El problema comenzó hace tres semanas, cuando los responsables de la obra utilizaron durante unos tres días, a juicio de los vecinos, una máquina que provocó sacudidas en todos los edificios de la zona. A raíz de eso, los vecinos solicitaron a la empresa (en tres ocasiones distintas) que desistiera de utilizar aquel método, una petición que fue desoída por la compañía.
Por este motivo, acompañados por uno de los arquitectos que edificó algunas de las viviendas afectadas, los vecinos acudieron hasta el Ayuntamiento en busca de respuestas. «Queremos que se compruebe que no se hayan provocado daños en las placas de las fachadas, que en un momento determinado puedan caerse y producir un daño irreparable», explica el presidente de una de las comunidades vecinales, quien hoy en día no puede garantizar que la estructura de los edificios esté en condiciones. Sin embargo, según su versión, nadie (ni del Consistorio ni de la obra) se ha acercado a verificar si las viviendas tienen averías en la estructura.
Según pudo saber Diario LA RIOJA, el grupo de vecinos afectados por las obras de la Gran Vía puso sus preocupaciones en manos de un abogado, con el objeto de paralizar los trabajos.

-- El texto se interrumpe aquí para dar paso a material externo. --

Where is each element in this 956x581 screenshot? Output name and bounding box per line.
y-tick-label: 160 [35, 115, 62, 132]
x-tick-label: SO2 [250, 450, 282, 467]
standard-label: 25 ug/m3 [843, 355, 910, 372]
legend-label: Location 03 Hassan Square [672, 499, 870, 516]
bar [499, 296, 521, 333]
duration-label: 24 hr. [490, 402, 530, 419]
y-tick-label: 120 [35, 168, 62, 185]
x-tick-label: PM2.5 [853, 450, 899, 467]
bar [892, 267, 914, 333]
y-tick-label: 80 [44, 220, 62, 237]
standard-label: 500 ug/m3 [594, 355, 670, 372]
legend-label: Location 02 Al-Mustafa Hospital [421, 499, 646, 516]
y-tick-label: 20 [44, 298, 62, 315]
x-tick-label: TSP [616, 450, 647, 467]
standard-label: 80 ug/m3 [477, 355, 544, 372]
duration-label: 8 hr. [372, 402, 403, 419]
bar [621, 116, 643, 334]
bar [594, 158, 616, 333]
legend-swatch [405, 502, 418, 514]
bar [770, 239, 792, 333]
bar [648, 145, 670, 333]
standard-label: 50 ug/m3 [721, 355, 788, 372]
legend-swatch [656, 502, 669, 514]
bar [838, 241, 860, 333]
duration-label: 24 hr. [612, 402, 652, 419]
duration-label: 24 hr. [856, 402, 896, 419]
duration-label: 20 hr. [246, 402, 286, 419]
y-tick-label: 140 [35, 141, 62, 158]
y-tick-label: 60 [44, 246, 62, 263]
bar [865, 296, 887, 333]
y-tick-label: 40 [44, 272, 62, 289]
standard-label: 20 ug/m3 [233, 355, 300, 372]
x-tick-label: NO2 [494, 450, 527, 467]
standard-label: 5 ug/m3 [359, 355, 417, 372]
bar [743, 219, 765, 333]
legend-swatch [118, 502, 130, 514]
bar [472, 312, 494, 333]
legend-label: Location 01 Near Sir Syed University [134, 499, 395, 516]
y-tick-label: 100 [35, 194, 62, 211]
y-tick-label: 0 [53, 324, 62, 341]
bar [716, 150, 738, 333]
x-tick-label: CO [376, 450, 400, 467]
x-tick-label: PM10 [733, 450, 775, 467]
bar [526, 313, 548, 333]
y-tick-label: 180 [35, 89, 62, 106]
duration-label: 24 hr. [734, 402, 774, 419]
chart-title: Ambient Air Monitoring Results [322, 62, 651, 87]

Sin embargo, el letrado les explicó que hasta que no aparezca la primera grieta o la caída de un cascote no se podía actuar y les aconsejó que estuvieran vigilantes.
Independientemente de ello, los vecinos anunciaron que insistirán en la revisión de las fachadas y estructuras de los edificios por parte del Ayuntamiento logroñés y que continuarán «expectantes» ante cualquier problema que susciten las obras del aparcamiento subterráneo.
Quejas del proyecto
Además de protestar por los métodos utilizados por la constructora del estacionamiento, los vecinos mostraron su queja por algunos aspectos del proyecto, como por ejemplo, los ascensores previstos para minusválidos, que están ubicados en la acera sur, la de los números impares. «No hay ninguno en los pares, lo que es un problema gordo, ya que también hay minusválidos y personas mayores en esta parte de la Gran Vía que se verían obligadas a cruzar la calle», agrega el presidente de la comunidad vecinal.
Asimismo, según sus informaciones, el proyecto de urbanización de la principal arteria de la ciudad no contempla un espacio suficientemente espacioso para la carga y descarga, teniendo en cuenta la cantidad de comercios de la zona. «No tiene sentido», explica. «Estamos muy cabreados porque es la zona de la ciudad de Logroño que más impuestos paga y la más incómoda de todas», concluye.